A recently published study describes that the ARID1A gene plays a role in hormone dependency of tumor cells in breast cancer and provides new insights into the processes that lead to endocrine resistance of breast cancer cells. ARID1A is a subunit of the SWI/SNF complex, which comprises several proteins that change chromatin structure and thereby regulate the accessibility of DNA elements for transcription. Inactivating ARID1A mutations are the most common alterations in SWI/SNF complex genes present in estrogen-receptor-positive (ER+) breast cancer.

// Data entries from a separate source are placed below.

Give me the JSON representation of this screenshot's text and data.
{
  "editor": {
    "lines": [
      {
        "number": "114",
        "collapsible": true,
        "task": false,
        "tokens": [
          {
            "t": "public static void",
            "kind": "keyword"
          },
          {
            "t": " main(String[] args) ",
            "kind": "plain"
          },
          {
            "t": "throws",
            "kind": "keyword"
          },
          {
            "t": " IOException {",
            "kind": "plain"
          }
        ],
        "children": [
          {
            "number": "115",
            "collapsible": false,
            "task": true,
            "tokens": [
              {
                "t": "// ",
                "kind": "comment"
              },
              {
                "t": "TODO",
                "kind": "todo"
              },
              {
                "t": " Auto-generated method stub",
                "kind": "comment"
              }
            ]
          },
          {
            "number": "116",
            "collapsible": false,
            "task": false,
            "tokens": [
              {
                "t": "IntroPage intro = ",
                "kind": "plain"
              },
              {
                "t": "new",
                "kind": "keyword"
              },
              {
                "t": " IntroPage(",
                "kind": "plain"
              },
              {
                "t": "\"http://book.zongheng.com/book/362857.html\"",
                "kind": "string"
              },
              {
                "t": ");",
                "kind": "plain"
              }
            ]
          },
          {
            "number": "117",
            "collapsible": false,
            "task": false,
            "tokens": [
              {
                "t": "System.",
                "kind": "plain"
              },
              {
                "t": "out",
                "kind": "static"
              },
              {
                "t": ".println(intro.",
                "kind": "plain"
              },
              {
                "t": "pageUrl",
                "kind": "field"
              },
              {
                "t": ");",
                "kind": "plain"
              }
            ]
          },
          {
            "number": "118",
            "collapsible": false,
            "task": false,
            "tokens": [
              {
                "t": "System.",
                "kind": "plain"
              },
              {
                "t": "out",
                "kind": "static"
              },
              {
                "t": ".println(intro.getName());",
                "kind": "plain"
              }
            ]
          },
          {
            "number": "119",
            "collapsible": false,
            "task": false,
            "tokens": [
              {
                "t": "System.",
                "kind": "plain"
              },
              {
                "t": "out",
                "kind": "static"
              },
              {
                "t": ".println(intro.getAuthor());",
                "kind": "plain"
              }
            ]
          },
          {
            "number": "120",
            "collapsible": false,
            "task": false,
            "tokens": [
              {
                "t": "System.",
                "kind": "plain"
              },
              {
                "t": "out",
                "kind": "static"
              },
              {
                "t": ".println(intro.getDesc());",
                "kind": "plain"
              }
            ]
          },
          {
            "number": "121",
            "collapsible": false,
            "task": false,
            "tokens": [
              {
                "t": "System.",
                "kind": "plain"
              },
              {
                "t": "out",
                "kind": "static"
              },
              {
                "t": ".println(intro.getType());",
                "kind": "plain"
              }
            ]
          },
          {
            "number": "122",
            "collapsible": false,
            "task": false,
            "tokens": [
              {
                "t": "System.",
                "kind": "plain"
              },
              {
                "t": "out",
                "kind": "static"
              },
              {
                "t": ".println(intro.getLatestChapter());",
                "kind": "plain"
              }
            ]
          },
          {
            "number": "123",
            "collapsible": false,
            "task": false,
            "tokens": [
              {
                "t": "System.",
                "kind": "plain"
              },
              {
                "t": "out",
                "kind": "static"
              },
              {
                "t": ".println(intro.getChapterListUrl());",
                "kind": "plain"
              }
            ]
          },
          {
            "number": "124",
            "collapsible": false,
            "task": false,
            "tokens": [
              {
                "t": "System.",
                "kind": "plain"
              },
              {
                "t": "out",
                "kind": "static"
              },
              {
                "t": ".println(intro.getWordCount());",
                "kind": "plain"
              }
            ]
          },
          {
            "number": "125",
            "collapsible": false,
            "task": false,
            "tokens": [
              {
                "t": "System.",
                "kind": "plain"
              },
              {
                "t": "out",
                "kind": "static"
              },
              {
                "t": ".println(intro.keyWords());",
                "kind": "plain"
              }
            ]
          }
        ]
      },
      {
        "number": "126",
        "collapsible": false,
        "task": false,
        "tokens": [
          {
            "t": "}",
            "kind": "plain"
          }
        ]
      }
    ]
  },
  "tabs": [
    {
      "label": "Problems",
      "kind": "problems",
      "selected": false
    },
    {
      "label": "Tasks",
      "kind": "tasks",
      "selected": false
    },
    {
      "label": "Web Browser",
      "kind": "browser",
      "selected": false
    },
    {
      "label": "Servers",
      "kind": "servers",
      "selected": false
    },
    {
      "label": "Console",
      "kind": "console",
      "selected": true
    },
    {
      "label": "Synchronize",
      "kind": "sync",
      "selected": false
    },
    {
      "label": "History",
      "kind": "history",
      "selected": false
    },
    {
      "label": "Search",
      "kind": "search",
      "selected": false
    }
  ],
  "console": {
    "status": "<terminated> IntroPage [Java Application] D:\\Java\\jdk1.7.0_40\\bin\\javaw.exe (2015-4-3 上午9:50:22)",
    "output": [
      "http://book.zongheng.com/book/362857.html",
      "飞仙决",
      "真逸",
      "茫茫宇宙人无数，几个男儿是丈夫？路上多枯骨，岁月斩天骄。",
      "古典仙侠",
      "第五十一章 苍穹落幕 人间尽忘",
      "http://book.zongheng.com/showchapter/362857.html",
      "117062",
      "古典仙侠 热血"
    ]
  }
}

The researchers investigated patients with metastatic breast cancer and found that tumor cells with ARID1A alterations responded poorly to endocrine therapy, which suggests reduced hormone dependency of the tumor cells in these women. ER+, or luminal, tumors have receptors that attach to estrogen and depend on the hormone to grow. Endocrine therapy thus aims at blocking the formation or action of estrogen. However, the majority of patients with metastatic breast cancer develop resistance to these hormone therapy agents. The CRISPR/Cas9-based cell experiments performed in the study shed new light on the processes that lead to the change in tumor cells and a reduced sensitivity to luminal-specific endocrine therapy. They suggest that inactivation of ARID1A causes altered chromatin remodeling and thereby promotes the switch of tumor cells from luminal cells to basal-like cells and the development of hormone resistance.

The results of the study were published in Nature Genetics.